The relationships the five men have form the core of the movie, and give it an emotional resonance that most action thrillers never attempt let alone achieve. And Chandor ensures that it’s not all about the money, but more about how all of them except Pope miss being a part of the action. These are men who’ve lost their sense of purpose, their identities now they’re back in the real world, and when the movie focuses on this, it does so perceptively and persuasively. But this is also an action thriller, and for the first two thirds a very accomplished one, with Chandor staging an opening attack on a cartel building with verve and skill, and the raid on Lorea’s house like a chess match with rifles instead of pieces.

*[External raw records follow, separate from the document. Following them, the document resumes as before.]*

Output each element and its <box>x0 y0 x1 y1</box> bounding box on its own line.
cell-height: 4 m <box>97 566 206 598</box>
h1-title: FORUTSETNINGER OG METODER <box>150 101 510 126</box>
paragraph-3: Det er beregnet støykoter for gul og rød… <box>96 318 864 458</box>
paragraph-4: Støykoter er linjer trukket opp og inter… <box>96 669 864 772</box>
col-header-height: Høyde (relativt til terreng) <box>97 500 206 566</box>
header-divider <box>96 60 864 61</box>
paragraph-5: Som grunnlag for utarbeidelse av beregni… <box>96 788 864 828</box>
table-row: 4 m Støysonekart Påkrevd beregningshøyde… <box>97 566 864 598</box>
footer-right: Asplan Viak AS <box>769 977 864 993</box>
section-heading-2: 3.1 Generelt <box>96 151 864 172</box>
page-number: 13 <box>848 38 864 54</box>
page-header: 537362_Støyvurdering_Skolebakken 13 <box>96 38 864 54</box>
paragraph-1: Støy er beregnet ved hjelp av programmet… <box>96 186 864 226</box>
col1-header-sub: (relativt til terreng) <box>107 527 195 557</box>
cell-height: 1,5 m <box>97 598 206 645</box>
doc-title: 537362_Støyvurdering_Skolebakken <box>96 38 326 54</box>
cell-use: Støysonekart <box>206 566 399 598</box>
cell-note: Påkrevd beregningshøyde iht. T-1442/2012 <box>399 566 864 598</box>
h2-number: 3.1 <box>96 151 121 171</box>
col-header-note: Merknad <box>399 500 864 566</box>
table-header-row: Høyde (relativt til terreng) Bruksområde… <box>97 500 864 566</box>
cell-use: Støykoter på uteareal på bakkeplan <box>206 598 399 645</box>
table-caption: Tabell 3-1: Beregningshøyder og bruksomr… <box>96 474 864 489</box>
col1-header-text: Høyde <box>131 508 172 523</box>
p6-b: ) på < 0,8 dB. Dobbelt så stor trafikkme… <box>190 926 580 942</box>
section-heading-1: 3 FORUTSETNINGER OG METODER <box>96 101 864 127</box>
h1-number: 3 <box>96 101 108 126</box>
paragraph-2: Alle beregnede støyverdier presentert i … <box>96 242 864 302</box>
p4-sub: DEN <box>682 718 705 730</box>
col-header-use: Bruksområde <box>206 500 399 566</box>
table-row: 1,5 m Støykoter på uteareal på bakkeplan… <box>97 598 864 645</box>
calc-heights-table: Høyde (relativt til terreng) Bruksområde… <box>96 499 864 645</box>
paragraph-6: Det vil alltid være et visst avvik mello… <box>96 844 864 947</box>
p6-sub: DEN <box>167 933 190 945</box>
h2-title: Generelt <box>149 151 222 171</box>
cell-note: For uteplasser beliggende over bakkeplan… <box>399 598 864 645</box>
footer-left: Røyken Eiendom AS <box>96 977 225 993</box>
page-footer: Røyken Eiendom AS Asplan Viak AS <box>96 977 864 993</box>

But then comes the getaway, and though there’s already the sense that it won’t be as smooth and well planned as hoped for, where Chandor and Boal take Redfly and the others leads to a number of surprisingly flat scenes that lack energy and pace, and which feel like the dictionary definition of padding. As a result, a moment of tragedy lacks the impact it should have, and the movie struggles through to an ending that doesn’t carry the dramatic weight that’s expected. Still, it’s a good movie, for the most part, and Chandor continues to show why he’s one of the best directors working today, but this has to be regarded as something of a disappointment.
Rating: 7/10 – as a three-act narrative with both prologue and epilogue, Triple Frontier is only effective up until the end of the second act, when different forces come into play and the focus shifts from being about five men regaining their sense of purpose in the world, and becomes a generic tale of survival against low odds; with ambitions beyond the standard heist movie, it’s a shame then that those ambitions weren’t as well thought out and worked through as they needed to be.